Reading is key to developing your understandings of what makes good academic writing. Anthropologist Ruth Behar (2020) suggests that academic writers shouldn’t stop at the classic texts in their discipline, but also read other genres. She says
We need to read poetry to understand silences and pauses. To challenge the oppression of punctuation. To learn how to make words sing. To liberate ourselves from chalky paragraphs.
We need to read fiction to learn how to tell a story with conflict, drama and suspense. To tell a story that leaves us breathless.
We need to read memoir to learn how to write meaningfully about our own experiences.
Children’s books should be on our shelves, to keep our souls full of wonder. (p. 48)
If you are in the middle of revising a draft, or coming to the end of a big text you won’t want to stop right now to read. But now might be the very time that you need to step back. It is always worth considering taking a little time out to refresh your take on academic writing. Through using reading.
You might find it interesting to experiment with a structured approach to using reading for writing. Here are four reading-based strategies to refresh ideas. Four to begin with. Adapt them, invent your own.
(1) Take an extract of published writing from your field, perhaps a classic that is generally understood as good writing. Rewrite it.

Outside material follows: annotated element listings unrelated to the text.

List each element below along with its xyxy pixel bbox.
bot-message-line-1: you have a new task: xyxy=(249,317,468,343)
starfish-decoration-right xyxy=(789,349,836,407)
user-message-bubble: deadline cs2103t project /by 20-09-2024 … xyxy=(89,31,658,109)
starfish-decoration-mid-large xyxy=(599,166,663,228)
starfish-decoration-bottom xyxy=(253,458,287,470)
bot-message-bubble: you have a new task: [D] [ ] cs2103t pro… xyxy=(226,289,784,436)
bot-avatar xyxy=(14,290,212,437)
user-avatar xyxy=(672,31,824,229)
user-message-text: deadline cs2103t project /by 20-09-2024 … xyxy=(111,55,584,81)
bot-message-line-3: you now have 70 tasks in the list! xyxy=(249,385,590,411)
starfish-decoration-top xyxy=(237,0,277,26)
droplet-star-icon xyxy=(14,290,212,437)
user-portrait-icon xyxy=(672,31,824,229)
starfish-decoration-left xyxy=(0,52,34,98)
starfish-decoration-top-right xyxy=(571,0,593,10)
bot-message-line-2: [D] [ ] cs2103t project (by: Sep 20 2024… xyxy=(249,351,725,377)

Now compare your version with the original. What is textually different about the two? Does this help you to see what to do in your rewriting? (adapted from Narayan, 2012)
(2) Take a published text that you consider to be in need of some rewriting. And rewrite it. What was it that concerned you? Are there things like these to change in your own draft?
(3) Find a few texts that challenge the dominant modes of writing in your field. What do they do differently? Can you incorporate any of these differences into your writing?
(4) Find a published text that is something like yours. Read it slowly looking at the writing. What mood does the writer create? How does the writer manage the pace of their narrative? How do they use sentence structure and length to convey rhythm? If there is direct speech used, how is it introduced and incorporated? What metaphors are used? Are there novel categorisations? How did the writer manage their tenses? Where, how and why did they use adjectives and adverbs and to what effect? What kind of punctuation did they use?
Some simple ways to generate new possibilities for your own writing. Via reading.